24.05.2016

P R E S S E M I T T E I L U N G

Murschel: „Bundesweit einmalige Pirschgänge auf US-Truppenübungsgelände bei Böblingen werden gesichert“

Als eine seiner letzten Amtshandlungen als Betreuungsabgeordneter für den Wahlkreis Böblingen hat der Leonberger Abgeordnete Dr. Bernd Murschel sich für die Sicherung der historisch einmaligen Pirschgänge, als Zeugnis historischer Jagdkultur, auf dem US-Truppenübungsgelände eingesetzt.

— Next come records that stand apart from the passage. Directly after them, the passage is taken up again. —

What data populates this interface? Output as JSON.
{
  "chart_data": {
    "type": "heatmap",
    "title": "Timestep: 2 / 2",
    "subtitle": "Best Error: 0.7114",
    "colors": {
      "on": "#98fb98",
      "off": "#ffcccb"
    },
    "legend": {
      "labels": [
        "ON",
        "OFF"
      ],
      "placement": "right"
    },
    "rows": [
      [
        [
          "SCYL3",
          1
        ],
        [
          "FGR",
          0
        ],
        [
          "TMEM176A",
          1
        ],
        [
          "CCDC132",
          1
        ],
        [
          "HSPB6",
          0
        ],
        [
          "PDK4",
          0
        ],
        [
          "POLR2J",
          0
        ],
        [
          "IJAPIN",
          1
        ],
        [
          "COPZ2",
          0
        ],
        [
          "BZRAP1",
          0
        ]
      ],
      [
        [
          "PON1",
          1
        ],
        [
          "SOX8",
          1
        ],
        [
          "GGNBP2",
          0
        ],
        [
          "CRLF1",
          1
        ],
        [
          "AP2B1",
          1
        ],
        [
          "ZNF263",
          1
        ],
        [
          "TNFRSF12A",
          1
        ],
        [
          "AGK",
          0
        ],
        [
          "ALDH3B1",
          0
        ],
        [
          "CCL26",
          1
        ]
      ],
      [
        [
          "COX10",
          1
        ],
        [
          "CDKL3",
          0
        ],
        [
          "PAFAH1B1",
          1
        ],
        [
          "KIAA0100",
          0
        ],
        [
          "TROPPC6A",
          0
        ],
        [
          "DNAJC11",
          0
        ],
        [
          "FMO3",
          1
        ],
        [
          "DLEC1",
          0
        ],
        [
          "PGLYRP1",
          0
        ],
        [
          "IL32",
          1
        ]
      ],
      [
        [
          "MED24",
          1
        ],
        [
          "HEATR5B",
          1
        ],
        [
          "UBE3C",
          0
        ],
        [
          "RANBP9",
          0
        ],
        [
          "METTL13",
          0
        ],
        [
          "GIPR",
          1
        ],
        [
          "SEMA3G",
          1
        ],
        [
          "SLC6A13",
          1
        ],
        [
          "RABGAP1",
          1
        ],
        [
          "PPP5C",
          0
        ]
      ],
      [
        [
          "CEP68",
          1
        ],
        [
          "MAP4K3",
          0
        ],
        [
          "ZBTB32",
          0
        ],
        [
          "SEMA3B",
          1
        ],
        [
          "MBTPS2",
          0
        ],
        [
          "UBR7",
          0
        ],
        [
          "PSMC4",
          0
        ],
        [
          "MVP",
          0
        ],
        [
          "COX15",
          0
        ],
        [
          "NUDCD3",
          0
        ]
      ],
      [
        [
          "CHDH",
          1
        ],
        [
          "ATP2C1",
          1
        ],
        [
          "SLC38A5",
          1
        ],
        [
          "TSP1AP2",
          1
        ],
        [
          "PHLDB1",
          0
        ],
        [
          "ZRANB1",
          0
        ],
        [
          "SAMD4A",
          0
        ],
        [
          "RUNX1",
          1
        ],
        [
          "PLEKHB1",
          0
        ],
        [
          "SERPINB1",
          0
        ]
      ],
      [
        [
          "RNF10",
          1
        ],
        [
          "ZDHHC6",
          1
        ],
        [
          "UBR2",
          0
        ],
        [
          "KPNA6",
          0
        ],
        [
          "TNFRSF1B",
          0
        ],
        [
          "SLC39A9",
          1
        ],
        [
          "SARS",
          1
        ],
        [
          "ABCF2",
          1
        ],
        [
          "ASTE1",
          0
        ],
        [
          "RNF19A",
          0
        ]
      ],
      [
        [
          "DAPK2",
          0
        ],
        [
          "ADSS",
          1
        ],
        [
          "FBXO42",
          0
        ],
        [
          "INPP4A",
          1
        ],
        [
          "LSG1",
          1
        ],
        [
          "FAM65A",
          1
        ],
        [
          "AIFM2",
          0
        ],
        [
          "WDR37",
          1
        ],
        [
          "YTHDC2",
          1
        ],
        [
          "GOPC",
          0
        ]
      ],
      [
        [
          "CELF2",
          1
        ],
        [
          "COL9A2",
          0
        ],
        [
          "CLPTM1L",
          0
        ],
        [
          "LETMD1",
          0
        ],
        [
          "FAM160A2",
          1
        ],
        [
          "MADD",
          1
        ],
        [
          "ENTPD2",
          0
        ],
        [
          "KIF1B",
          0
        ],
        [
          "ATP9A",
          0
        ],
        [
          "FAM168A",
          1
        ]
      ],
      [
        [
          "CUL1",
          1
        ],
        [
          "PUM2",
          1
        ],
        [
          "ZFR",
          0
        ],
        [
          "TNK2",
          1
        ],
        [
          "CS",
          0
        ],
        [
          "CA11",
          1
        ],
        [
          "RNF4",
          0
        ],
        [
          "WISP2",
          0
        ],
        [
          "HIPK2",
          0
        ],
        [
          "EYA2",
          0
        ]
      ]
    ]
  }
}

In der Antwort des Ministeriums für Finanzen und Wirtschaft Baden-Württemberg  werden die Lösungsansätze zur dauerhaften Sicherung der Pirschgänge skizziert. Demnach werden Spezialisten für Denkmalpflege im Regierungspräsidium Stuttgart sich in Kürze zunächst der Sicherung und restauratorischen Behandlung der Inschrifttafel am Eingang zu den Pirschgängen annehmen. Das Regierungspräsidium wird weiter auf die Stadt Böblingen zugehen, um nach Möglichkeiten zu suchen, dass Kulturdenkmal in eine zuschussfähige, städtische Trägerschaft zu überführen.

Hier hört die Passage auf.